Of course Tony on your next visit, if Im around you can loan my copy of Lloyds Birds of Queensland's Wet Tropics And Great Barrier Reef, mind you I may require your wife as hostage till I get it back! :w3

Hope you & your family are happy & well.

Ian McHenry
05-18-2014, 05:17 PM
Hi Tony & Frank
Just did a bit of googling and came up with this url about Aussie Birds books. Seems like some worthwhile bird location info there.
Cheers: Ian Mc

frank harrison
05-28-2014, 12:26 AM
Good work Ian!
Thats a cracking link which I have already bookmarked.

re My mention of the 4 O'clock club earlier.
I should have made it clear to those not au fait with the layout of Cairns, that the bench is located on the esplanade foreshore.

It grieves me to reveal that the early Daintree River cruises are no more, sadly Chris (The Original & Best) Dahlberg has retired.
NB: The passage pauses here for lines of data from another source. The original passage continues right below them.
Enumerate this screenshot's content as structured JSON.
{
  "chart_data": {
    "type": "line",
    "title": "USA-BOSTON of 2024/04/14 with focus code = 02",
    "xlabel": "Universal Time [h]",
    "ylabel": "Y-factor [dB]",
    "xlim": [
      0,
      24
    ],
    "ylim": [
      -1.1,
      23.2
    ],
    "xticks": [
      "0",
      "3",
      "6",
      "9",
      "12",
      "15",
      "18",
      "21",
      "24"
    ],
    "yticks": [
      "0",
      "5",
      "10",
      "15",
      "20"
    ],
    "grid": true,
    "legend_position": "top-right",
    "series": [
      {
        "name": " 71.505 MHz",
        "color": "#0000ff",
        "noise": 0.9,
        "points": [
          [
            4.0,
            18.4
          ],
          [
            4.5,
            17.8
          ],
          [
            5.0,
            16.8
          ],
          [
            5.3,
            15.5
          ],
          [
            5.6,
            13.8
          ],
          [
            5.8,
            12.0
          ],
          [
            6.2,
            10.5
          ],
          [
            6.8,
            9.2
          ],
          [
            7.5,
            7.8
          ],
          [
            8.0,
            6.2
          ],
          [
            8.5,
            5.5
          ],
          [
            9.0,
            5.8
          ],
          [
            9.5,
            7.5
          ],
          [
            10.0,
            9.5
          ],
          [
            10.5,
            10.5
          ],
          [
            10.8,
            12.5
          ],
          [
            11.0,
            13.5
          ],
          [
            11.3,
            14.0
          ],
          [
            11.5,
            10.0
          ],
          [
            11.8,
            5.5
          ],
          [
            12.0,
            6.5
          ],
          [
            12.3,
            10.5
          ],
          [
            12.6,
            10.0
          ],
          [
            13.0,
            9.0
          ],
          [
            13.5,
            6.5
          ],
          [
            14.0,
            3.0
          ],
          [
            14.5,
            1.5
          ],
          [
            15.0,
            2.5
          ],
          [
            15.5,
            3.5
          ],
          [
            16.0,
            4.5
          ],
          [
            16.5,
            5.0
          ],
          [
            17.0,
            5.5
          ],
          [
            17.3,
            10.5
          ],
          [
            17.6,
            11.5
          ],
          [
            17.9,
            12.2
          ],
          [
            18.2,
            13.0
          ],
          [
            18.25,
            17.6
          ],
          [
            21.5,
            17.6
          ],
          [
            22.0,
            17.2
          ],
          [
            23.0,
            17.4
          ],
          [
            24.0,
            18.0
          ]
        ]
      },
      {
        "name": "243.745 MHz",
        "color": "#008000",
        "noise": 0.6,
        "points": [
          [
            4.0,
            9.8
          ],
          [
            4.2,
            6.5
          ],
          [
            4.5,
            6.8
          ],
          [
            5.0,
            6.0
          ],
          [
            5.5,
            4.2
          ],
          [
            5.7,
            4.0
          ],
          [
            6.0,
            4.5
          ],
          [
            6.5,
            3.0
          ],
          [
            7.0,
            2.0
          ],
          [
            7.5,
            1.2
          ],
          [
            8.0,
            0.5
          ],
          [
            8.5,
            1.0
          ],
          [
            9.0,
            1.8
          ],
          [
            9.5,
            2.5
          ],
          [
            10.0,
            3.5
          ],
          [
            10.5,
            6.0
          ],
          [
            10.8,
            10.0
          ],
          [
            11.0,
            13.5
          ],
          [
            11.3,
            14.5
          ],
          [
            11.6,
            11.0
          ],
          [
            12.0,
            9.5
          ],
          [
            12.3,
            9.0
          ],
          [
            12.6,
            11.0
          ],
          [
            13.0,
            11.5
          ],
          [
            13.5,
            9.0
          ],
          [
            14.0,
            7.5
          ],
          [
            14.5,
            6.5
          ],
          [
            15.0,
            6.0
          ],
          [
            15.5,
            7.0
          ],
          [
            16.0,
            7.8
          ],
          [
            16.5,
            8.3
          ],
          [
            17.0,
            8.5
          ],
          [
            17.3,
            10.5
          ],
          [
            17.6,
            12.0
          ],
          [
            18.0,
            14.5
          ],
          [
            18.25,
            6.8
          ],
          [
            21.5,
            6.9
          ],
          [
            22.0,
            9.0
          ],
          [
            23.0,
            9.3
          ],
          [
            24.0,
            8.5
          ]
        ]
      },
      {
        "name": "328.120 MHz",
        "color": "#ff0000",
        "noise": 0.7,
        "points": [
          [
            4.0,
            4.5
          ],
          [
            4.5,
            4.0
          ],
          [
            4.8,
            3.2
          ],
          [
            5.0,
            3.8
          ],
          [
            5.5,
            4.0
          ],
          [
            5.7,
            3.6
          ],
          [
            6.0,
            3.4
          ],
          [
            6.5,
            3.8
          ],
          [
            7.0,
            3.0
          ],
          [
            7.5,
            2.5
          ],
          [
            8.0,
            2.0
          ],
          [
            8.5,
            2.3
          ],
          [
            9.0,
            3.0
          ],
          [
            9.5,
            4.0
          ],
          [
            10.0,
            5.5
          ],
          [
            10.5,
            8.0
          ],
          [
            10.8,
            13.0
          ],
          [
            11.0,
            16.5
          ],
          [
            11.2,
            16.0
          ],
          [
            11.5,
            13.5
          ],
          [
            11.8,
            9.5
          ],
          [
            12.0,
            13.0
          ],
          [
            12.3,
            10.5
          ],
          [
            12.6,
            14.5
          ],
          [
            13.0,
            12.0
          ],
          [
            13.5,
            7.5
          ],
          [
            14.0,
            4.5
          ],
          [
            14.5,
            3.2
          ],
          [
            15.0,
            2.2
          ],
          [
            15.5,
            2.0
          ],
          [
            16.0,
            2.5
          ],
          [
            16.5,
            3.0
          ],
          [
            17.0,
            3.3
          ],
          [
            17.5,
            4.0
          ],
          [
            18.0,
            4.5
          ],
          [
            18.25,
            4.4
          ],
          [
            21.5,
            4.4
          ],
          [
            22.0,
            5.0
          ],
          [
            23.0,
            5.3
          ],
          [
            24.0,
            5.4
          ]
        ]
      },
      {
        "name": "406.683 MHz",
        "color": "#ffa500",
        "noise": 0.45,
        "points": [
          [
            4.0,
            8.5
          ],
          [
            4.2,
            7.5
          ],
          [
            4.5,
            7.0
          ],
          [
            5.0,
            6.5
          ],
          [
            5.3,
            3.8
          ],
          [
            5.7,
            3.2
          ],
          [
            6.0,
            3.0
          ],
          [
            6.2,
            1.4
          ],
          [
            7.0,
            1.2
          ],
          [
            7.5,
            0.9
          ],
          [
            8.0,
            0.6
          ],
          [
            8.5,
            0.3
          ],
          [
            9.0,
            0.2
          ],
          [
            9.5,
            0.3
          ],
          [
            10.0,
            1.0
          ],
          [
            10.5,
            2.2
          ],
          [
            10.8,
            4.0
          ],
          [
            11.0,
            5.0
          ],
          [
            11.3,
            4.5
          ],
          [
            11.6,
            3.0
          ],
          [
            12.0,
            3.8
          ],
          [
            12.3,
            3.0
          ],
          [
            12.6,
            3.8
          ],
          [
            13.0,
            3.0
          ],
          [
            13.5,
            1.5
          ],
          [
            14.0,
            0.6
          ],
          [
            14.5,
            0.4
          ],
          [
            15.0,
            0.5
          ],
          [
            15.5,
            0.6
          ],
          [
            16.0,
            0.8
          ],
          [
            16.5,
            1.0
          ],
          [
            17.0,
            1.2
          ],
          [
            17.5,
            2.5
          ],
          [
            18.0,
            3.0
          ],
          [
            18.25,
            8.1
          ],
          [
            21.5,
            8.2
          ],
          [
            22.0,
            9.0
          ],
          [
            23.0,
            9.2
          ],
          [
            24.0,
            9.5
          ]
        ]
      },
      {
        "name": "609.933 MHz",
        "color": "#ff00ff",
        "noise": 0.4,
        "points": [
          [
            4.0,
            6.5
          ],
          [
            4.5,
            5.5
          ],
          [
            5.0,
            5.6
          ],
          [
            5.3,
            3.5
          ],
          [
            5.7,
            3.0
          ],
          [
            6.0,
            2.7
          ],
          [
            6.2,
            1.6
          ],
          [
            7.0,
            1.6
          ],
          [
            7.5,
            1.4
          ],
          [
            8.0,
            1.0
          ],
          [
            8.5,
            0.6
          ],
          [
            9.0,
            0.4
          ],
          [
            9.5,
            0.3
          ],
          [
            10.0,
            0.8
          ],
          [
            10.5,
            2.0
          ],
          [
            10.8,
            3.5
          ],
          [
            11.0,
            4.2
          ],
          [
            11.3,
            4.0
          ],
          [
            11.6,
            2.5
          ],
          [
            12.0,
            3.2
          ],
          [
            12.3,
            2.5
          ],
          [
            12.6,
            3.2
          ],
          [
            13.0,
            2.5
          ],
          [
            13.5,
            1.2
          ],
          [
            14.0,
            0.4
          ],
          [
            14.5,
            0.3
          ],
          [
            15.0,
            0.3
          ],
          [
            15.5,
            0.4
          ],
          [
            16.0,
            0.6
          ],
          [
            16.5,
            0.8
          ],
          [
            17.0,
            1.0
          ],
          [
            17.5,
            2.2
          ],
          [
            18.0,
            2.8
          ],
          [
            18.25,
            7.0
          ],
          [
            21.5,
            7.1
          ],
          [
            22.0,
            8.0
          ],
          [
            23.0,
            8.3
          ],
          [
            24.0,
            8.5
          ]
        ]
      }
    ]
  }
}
Good luck to him, the man was a true legend, not a leg-end. :bg3:

However the good news is that there are now 2 similar boat tours to pick from!

Chris sold the business to Murray Hunt @ http://daintreerivertours.com.au/

Murray is a zoologist so perhaps has the edge on eco/birding matters.

The second boat is skippered by Ian "Sauce" Worcester @ http://www.daintreeriverwildwatch.com.au/HOME.3.0.html
Sauce is a keen photographer himself so may have the edge here.

The important thing is that whoever you go with, they are both excellent guides who will provide a memorable trip. Plus where in the past, if Chris was fully booked that was your lot, now you have a fall back option.

Even better, if you are like my rich mate Tony & can afford multiple trips, you can try, compare & contrast both tours.